Grafted tomatoes are produced when two tomato plants joined together.
The resulting plant exhibits the strengths of both its “parents.”
While grafting has long been a common horticultural practice, in recent years it has become a valuable technique in tomato disease management. Usually, at least one of the tomato varieties selected for the graft has outstanding disease resistance, most often a hybrid.
Tomatoes from grafts have been regularly produced in European and Asian greenhouses. Their popularity in the U.S. is on the rise.
Advantages of grafted tomatoes
They're bred to tolerate temperature stress (either too high or too low)
They're bred tolerate diseases
They're bred to tolerate over-watering or flooding
They're bred to tolerate a higher-salinity environment
As a bonus advantage, these tomatoes have bigger fruit and increased yield.
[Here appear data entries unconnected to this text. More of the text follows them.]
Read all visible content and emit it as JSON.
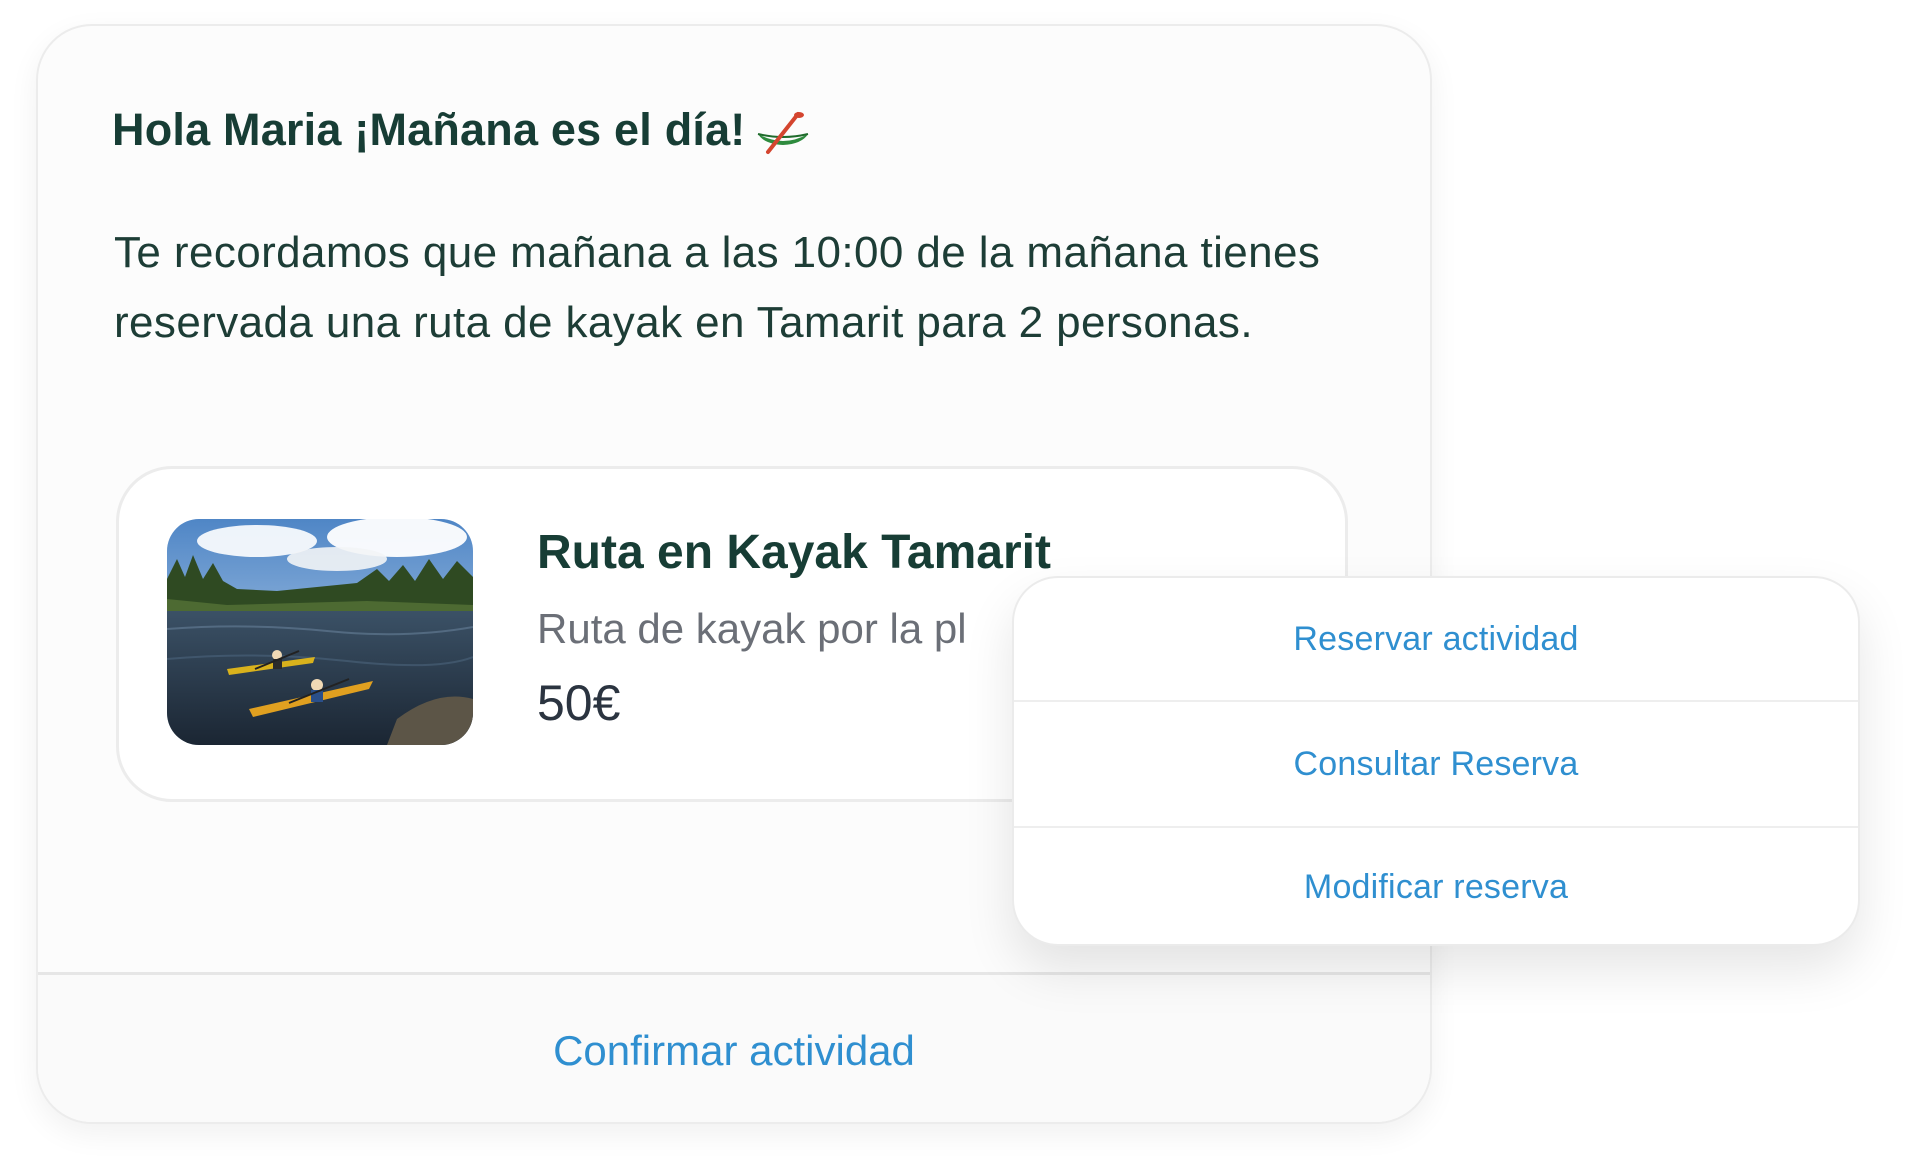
{
  "message": {
    "greeting": "Hola Maria ¡Mañana es el día!",
    "greeting_icon": "canoe-icon",
    "body": "Te recordamos que mañana a las 10:00 de la mañana tienes reservada una ruta de kayak en Tamarit para 2 personas."
  },
  "product": {
    "image": "kayak-river-photo",
    "title": "Ruta en Kayak Tamarit",
    "description": "Ruta de kayak por la pl",
    "price": "50€"
  },
  "footer": {
    "confirm_label": "Confirmar actividad"
  },
  "quick_menu": {
    "items": [
      {
        "label": "Reservar actividad"
      },
      {
        "label": "Consultar Reserva"
      },
      {
        "label": "Modificar reserva"
      }
    ]
  },
  "colors": {
    "heading": "#173d35",
    "link": "#2f8fd0",
    "muted": "#6b6f77",
    "card_bg": "#fcfcfc"
  }
}
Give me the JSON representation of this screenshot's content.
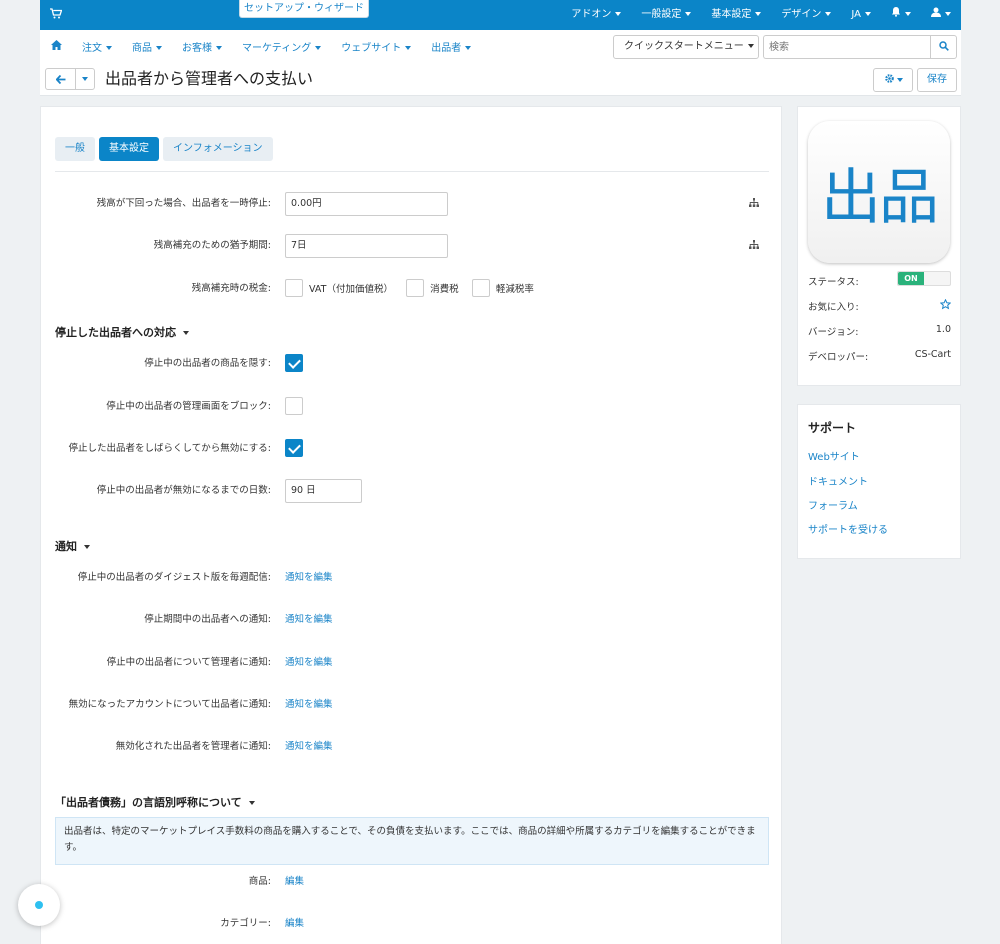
{
  "topbar": {
    "wizard": "セットアップ・ウィザード",
    "menu": [
      "アドオン",
      "一般設定",
      "基本設定",
      "デザイン",
      "JA"
    ]
  },
  "nav": {
    "items": [
      "注文",
      "商品",
      "お客様",
      "マーケティング",
      "ウェブサイト",
      "出品者"
    ],
    "quickstart": "クイックスタートメニュー",
    "search_placeholder": "検索"
  },
  "header": {
    "title": "出品者から管理者への支払い",
    "save": "保存"
  },
  "tabs": [
    {
      "label": "一般",
      "active": false
    },
    {
      "label": "基本設定",
      "active": true
    },
    {
      "label": "インフォメーション",
      "active": false
    }
  ],
  "settings": {
    "suspend_label": "残高が下回った場合、出品者を一時停止:",
    "suspend_value": "0.00円",
    "grace_label": "残高補充のための猶予期間:",
    "grace_value": "7日",
    "tax_label": "残高補充時の税金:",
    "taxes": [
      "VAT（付加価値税）",
      "消費税",
      "軽減税率"
    ]
  },
  "suspended": {
    "heading": "停止した出品者への対応",
    "hide_label": "停止中の出品者の商品を隠す:",
    "hide_checked": true,
    "block_label": "停止中の出品者の管理画面をブロック:",
    "block_checked": false,
    "disable_label": "停止した出品者をしばらくしてから無効にする:",
    "disable_checked": true,
    "days_label": "停止中の出品者が無効になるまでの日数:",
    "days_value": "90 日"
  },
  "notifications": {
    "heading": "通知",
    "edit": "通知を編集",
    "items": [
      "停止中の出品者のダイジェスト版を毎週配信:",
      "停止期間中の出品者への通知:",
      "停止中の出品者について管理者に通知:",
      "無効になったアカウントについて出品者に通知:",
      "無効化された出品者を管理者に通知:"
    ]
  },
  "debt": {
    "heading": "「出品者債務」の言語別呼称について",
    "info": "出品者は、特定のマーケットプレイス手数料の商品を購入することで、その負債を支払います。ここでは、商品の詳細や所属するカテゴリを編集することができます。",
    "edit": "編集",
    "product_label": "商品:",
    "category_label": "カテゴリー:"
  },
  "addon": {
    "logo_text": "出品",
    "status_label": "ステータス:",
    "status_value": "ON",
    "favorite_label": "お気に入り:",
    "version_label": "バージョン:",
    "version_value": "1.0",
    "developer_label": "デベロッパー:",
    "developer_value": "CS-Cart"
  },
  "support": {
    "heading": "サポート",
    "links": [
      "Webサイト",
      "ドキュメント",
      "フォーラム",
      "サポートを受ける"
    ]
  },
  "colors": {
    "primary": "#0b85c8",
    "status_on": "#2ab27b"
  }
}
Less stress and fewer diseases make it easier for nutrient uptake in plants so they can concentrate their energy on production.
Scion: the above-ground part of the tomato plant, used in a graft for its stems, leaves, blossoms, and fruit. This variety is chosen for the graft because of its fruit qualities. Heirlooms are a favorite scion, especially for gardeners who have a passion for a particular heirloom’s taste.
Types of tomato grafting
Tube grafting (or Japanese top-grafting): a fairly new technique that produces large numbers of plants quickly. Seedling rootstock and scion are severed and reattached with a clip during healing. Cleft grafting: a V-shape in rootstock and wedge-shaped in the scion are held together with a clip during healing. Approach grafting: notches on two stems held together with a clip during healing. Micrografting: a new technique used primarily with hybrid tomatoes. Very tiny scions are grafted onto 3-week-old rootstock.